Type 1 uuids (timeuuid) guarantees no collisions provided you create less than 10k uuids per millisecond (per host). So this is easiest solution with no impact on throughput or latency. If you use a type 4 random uuid (uuid type) the chance of a collision is less than a super volcano erupting from under your datacenter but it doesn't provide the guarantee timeuuid does.

If you want you can also use lightweight transactions with the IF NOT EXISTS clause on your query.

INSERT INTO keyspace_name.table_name
  ( identifier, column_name...)
  VALUES ( value, value ... ) IF NOT EXISTS

This will only apply the mutation if the row does not already exist. The query will return an applied field that tells you if it succeeded or not. If another inserted same thing only one would work.

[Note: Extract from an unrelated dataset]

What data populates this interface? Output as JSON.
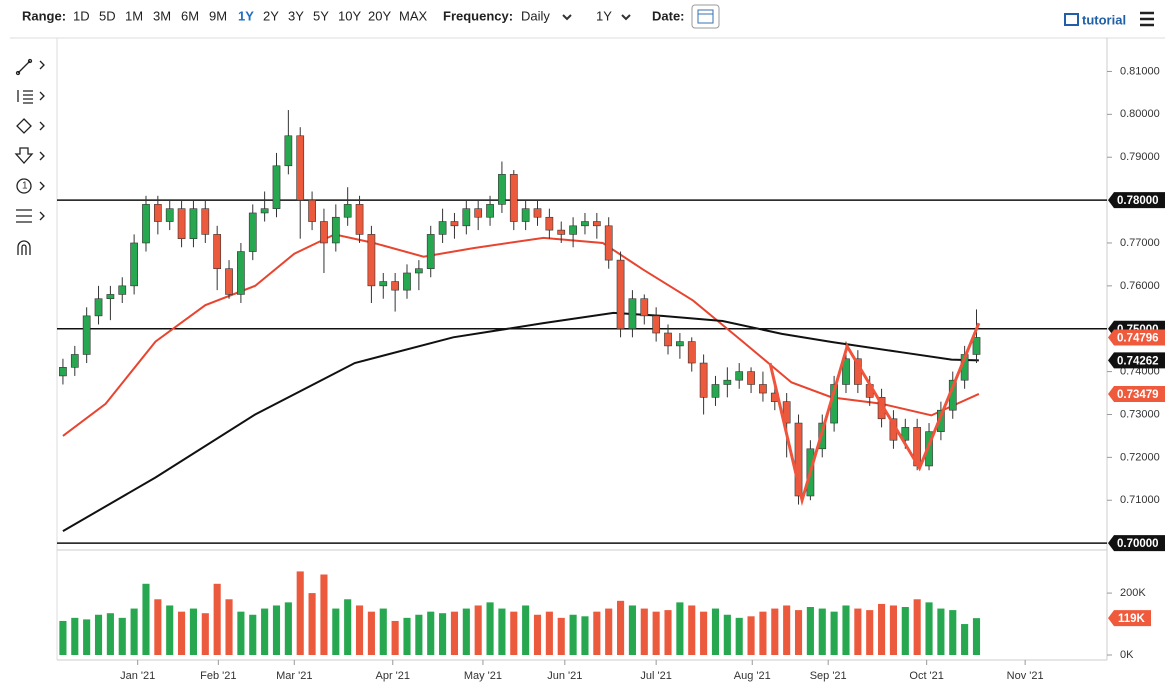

https://docs.datastax.com/en/cql/3.1/cql/cql_reference/insert_r.html#reference_ds_gp2_1jp_xj__if-not-exists

This will be slower since it uses paxos, which takes multiple hops around your cluster to complete.

Chris Lohfink
  • 16,150
  • 1
  • 29
  • 38
0

UUID is safe solution but sometimes id is not very unique. For example SSN. To tackle it Cassandra has support for lightweight transactions. https://docs.datastax.com/en/cql/3.3/cql/cql_using/useInsertLWT.html

On Application side no synchronized is required. Cassandra resultset will return applied flag true if record is written.
Function to write:

ResultSet insertIfNotExists(String Id) {
    String cql = QueryBuilder.insertInto("table_name")
            .value("id", Id)
            .ifNotExists()

    return cassandraOperations.query(cql);
}

Usage:

ResultSet rs = insertIfNotExists("abc123")
if (rs.wasApplied()) {
   log.info("success")
}
Valchkou
  • 369
  • 5
  • 8